Endamının ırmak boylarında hangi çiçeğe baksam, sensin şimdi
Ormanları içime seren göğsündeki vefayla erken açtı çiğdemlerim
Yüreğindeki mutlu çocuklarla parklarında gülücüklerine boğuldum
Göğsündeki emsalsiz bahçelerde ben, kaybolmaktan korkmuyorum
Hem kendini, hem gölgesini düşüren bir güneşin döngüsünde içten yanışlı bir sevdadır tutulduğum.
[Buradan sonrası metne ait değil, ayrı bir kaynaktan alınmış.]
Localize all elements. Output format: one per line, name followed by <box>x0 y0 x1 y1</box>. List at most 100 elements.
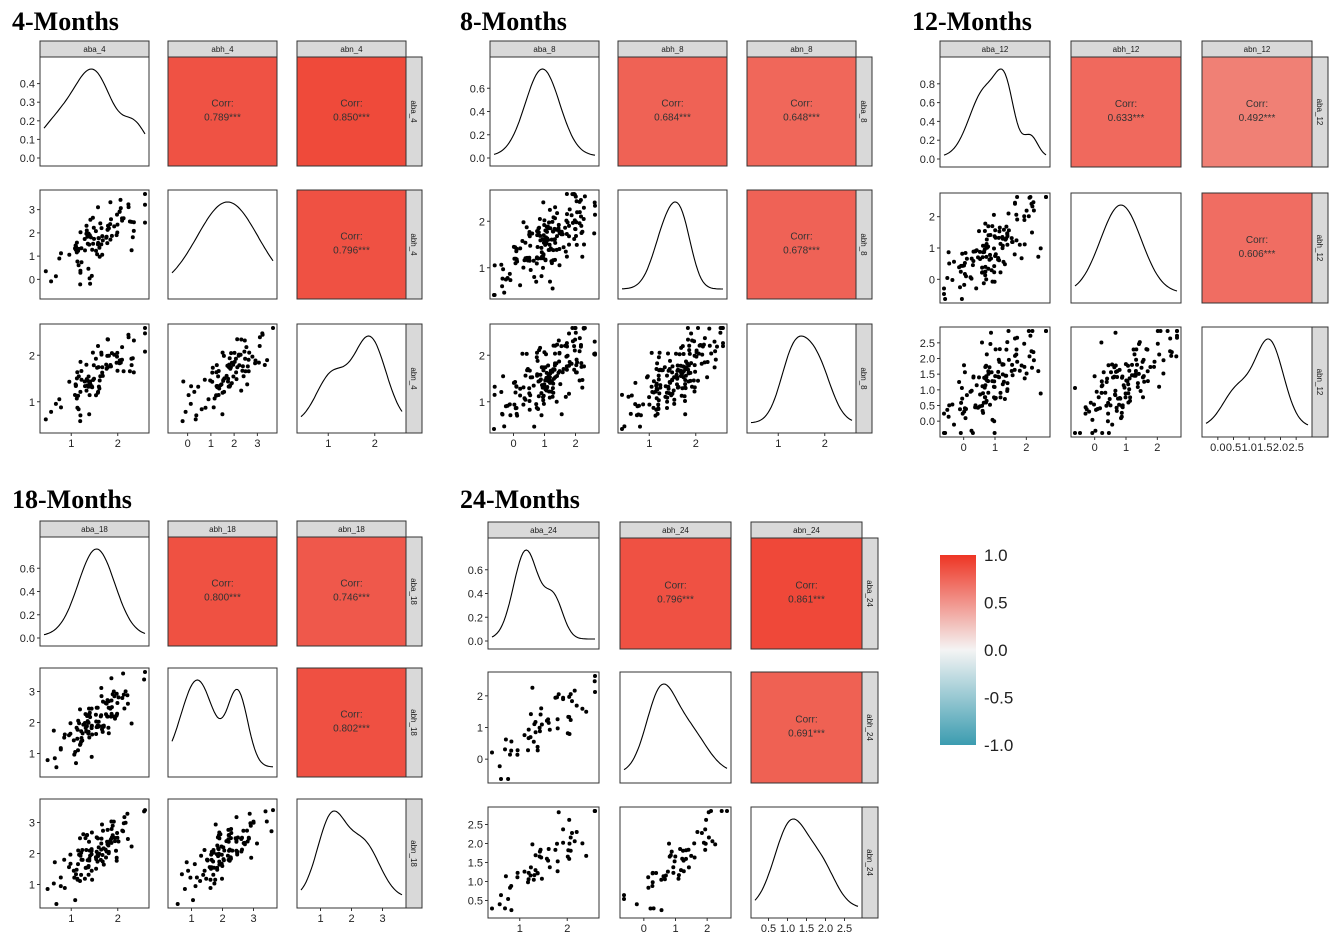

Albümlerin yağmurda çocuklara sevinç sunduğu bahar dönencelerinde yeryüzü yeniden uyanıyor yüreğimde. Menekşe gözlerindeki bekleyişle bir sevda bildirisi dökülüyor sana dizelerimden. Kırmızının tüm tonlarını kelebek kanatlarına yükleyip, badem sevinçleriyle koşup gelmek istiyorum yüreğindeki gelincik tarlalarına.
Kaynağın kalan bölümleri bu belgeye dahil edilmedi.